Ao incorporar o ar, dentro da clara de ovo se forma uma espuma estabilizada pelas proteínas de globulina, que incluem cerca de 10% das proteínas da clara de ovo, e a ovomucina. Essa proteínas têm a capacidade de desenvolver-se e formar um filme em volta das bolhas de ar à medida que são empurradas para dentro da clara de ovo. Este filme é como o emulsionador que envolve uma gotícula de gordura na água, fixando as gotículas e impedindo-as de se separarem da mistura. Quando o produto é cozido, a proteína é completamente desnaturada e conserva uma estrutura de espuma. Qualquer traço de gordura, mesmo gordura da gema do ovo, interferirá com o desenvolvimento do filme em volta das bolhas de ar. Neste caso, será impossível para as proteínas do ovo estabilizarem a espuma produzida ao bater (PROUDLOVE, 1996).

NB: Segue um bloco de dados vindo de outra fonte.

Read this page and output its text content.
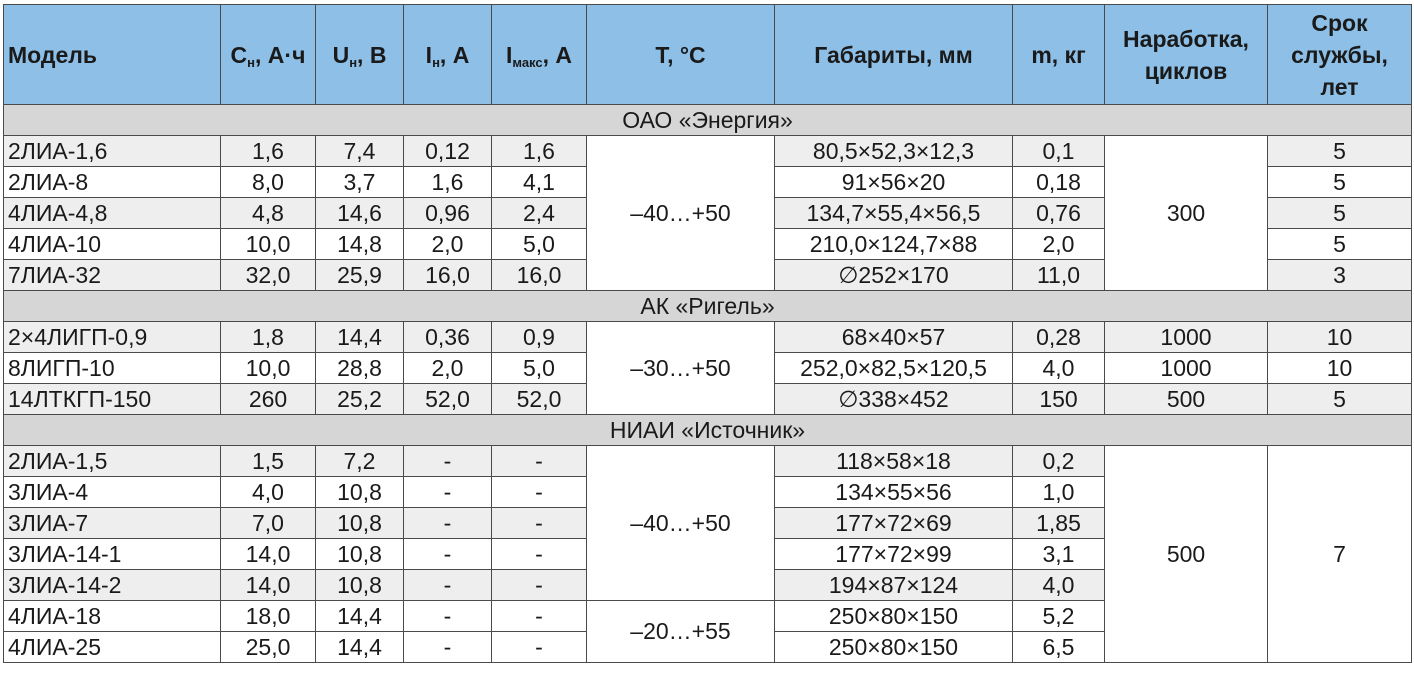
Модель	$C_н$, А·ч	$U_н$, В	$I_н$, А	$I_{макс}$, А	Т, °С	Габариты, мм	m, кг	Наработка, циклов	Срок службы, лет
ОАО «Энергия»									
2ЛИА-1,6	1,6	7,4	0,12	1,6	–40…+50	80,5×52,3×12,3	0,1	300	5
2ЛИА-8	8,0	3,7	1,6	4,1		91×56×20	0,18		5
4ЛИА-4,8	4,8	14,6	0,96	2,4		134,7×55,4×56,5	0,76		5
4ЛИА-10	10,0	14,8	2,0	5,0		210,0×124,7×88	2,0		5
7ЛИА-32	32,0	25,9	16,0	16,0		∅252×170	11,0		3
АК «Ригель»									
2×4ЛИГП-0,9	1,8	14,4	0,36	0,9	–30…+50	68×40×57	0,28	1000	10
8ЛИГП-10	10,0	28,8	2,0	5,0		252,0×82,5×120,5	4,0	1000	10
14ЛТКГП-150	260	25,2	52,0	52,0		∅338×452	150	500	5
НИАИ «Источник»									
2ЛИА-1,5	1,5	7,2	-	-	–40…+50	118×58×18	0,2	500	7
3ЛИА-4	4,0	10,8	-	-		134×55×56	1,0		
3ЛИА-7	7,0	10,8	-	-		177×72×69	1,85		
3ЛИА-14-1	14,0	10,8	-	-		177×72×99	3,1		
3ЛИА-14-2	14,0	10,8	-	-		194×87×124	4,0		
4ЛИА-18	18,0	14,4	-	-	–20…+55	250×80×150	5,2		
4ЛИА-25	25,0	14,4	-	-		250×80×150	6,5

Em experiências realizadas com clara de ovo privada de ovomucina e globulina, foi observado que aumentou o tempo de batimento e diminuiu o volume na elaboração de biscoitos. Uma taxa excessivamente alta de ovomucina reduz a elasticidade do filme e diminui a estabilidade térmica da espuma, ocasionando rupturas das bolhas de ar (BELITZ E GROSCH, 1988).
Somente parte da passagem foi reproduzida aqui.